According to the DEC, the group was caught in the waters off Valiant Rock, in a shallow area east of Gull Island, in late August. Three of them turned themselves in earlier this month and are due back in Southold Town Justice Court, while the fourth is reportedly out of the country and will be charged at a later date.

Christopher R. Miller and Erik A. Oberg, both of Montauk, and Mica Marder, of East Hampton, surrendered to authorities Oct. 4 at New York State Police Headquarters in Riverside, DEC Commissioner Joe Martens said. A warrant was also issued for Peter J. Correale of New Canaan, C.T.

Mr. Miller, Mr. Oberg and Mr. Harder were all charged with taking striped bass worth more than $1,500 in value for commercial purposes with prohibited spears — a Class E felony, Mr. Martens said. Authorities said the group had 926.5 pounds of striped bass in total, valued at $4,632.

They were also charged with two violations of taking the fish out of slot sizes and having untagged fish. Mr. Miller, the fishing ship’s captain, was also charged with unlawful possession of striped bass tags and failing to display a dive flag as required by New York State Navigation Law, Mr. Martens said.

In late August Environmental Conservation Officers were reportedly on a routine patrol from Shinnecock to Fishers Island when they noticed three divers with spear guns in hand boarding a fishing boat called Sea Spearit at Valiant Rock in a shallow area east of Gull Island.

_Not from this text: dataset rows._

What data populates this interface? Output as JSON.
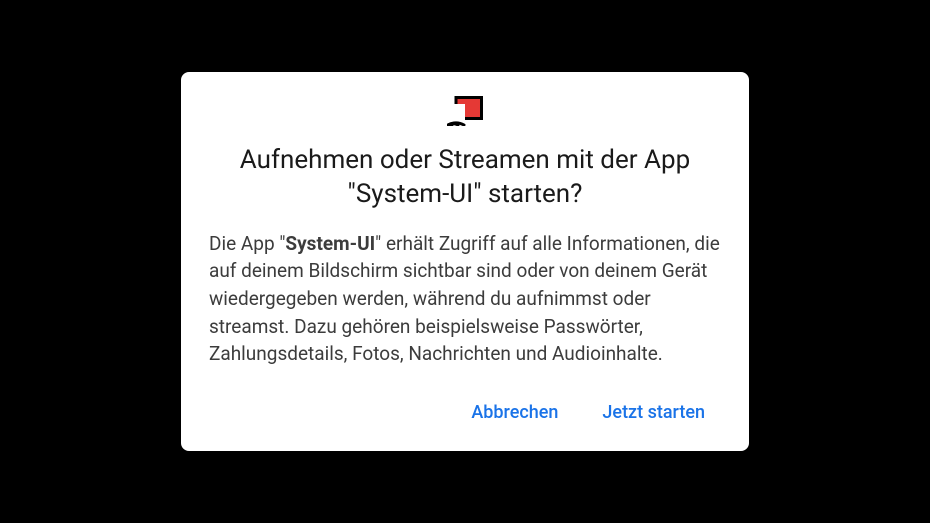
{
  "dialog": {
    "title": "Aufnehmen oder Streamen mit der App \"System-UI\" starten?",
    "body_prefix": "Die App \"",
    "body_app": "System-UI",
    "body_suffix": "\" erhält Zugriff auf alle Informationen, die auf deinem Bildschirm sichtbar sind oder von deinem Gerät wiedergegeben werden, während du aufnimmst oder streamst. Dazu gehören beispielsweise Passwörter, Zahlungsdetails, Fotos, Nachrichten und Audioinhalte.",
    "buttons": {
      "cancel": "Abbrechen",
      "start": "Jetzt starten"
    }
  }
}
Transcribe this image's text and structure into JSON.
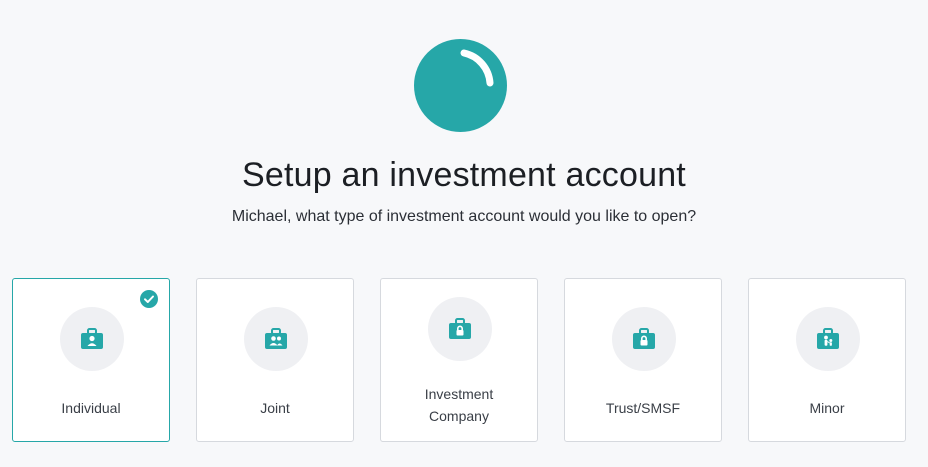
{
  "header": {
    "title": "Setup an investment account",
    "subtitle": "Michael, what type of investment account would you like to open?"
  },
  "colors": {
    "accent": "#26a7a8",
    "icon_bg": "#eff0f3",
    "card_border": "#d6d9de"
  },
  "account_types": [
    {
      "label": "Individual",
      "icon": "briefcase-person-icon",
      "selected": true
    },
    {
      "label": "Joint",
      "icon": "briefcase-people-icon",
      "selected": false
    },
    {
      "label_line1": "Investment",
      "label_line2": "Company",
      "icon": "briefcase-lock-icon",
      "selected": false
    },
    {
      "label": "Trust/SMSF",
      "icon": "briefcase-lock-icon",
      "selected": false
    },
    {
      "label": "Minor",
      "icon": "briefcase-family-icon",
      "selected": false
    }
  ]
}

After stepping aboard the vessel, which was operated by Christopher R. Miller of Montauk, the ECOs discovered both tagged striped bass and untagged striped bass in coolers. All the fish had noticeable spear wounds in their gill area, Mr. Martens said.

“Fishing limits were established to maintain a healthy, sustainable striped bass population and violators of this law will be subject to arrest and prosecution,” Mr. Martens said. “When individuals use inappropriate methods to harvest a critical resource like striped bass, they are depleting the fishing stock and penalizing commercial fishermen who play by the rules and harvest fish using appropriate methods.”

According to the DEC, New York State Environmental Conservation Law prohibits taking striped bass for commercial use by spear due to the fact there is a slot size limit that is difficult to determine until the fish are actually in hand. This, the DEC says, is thought to be a much easier way to “secure a fish whose populations have to be managed in order to ensure the continued viability of the fishing stock,” the DEC said.

An arraignment date has been set for Nov. 4 in Southold Town Court for Mr. Miller, Mr. Oberg and Mr. Harder, the DEC said.

On Oct. 2, Mr. Martens said, ECOs also caught Mr. Miller with three speared striped bass hidden in a compartment on his boat off Montauk Point. The total weight of the fish was about 100 pounds and had a value “well over” the $250 threshold, Mr. Martens said — a misdemeanor under the ELC with a minimum penalty of $5,000.

Mr. Miller is scheduled to appear in East Hampton Town Court for the misdemeanor charge Dec. 4, Mr. Martens said.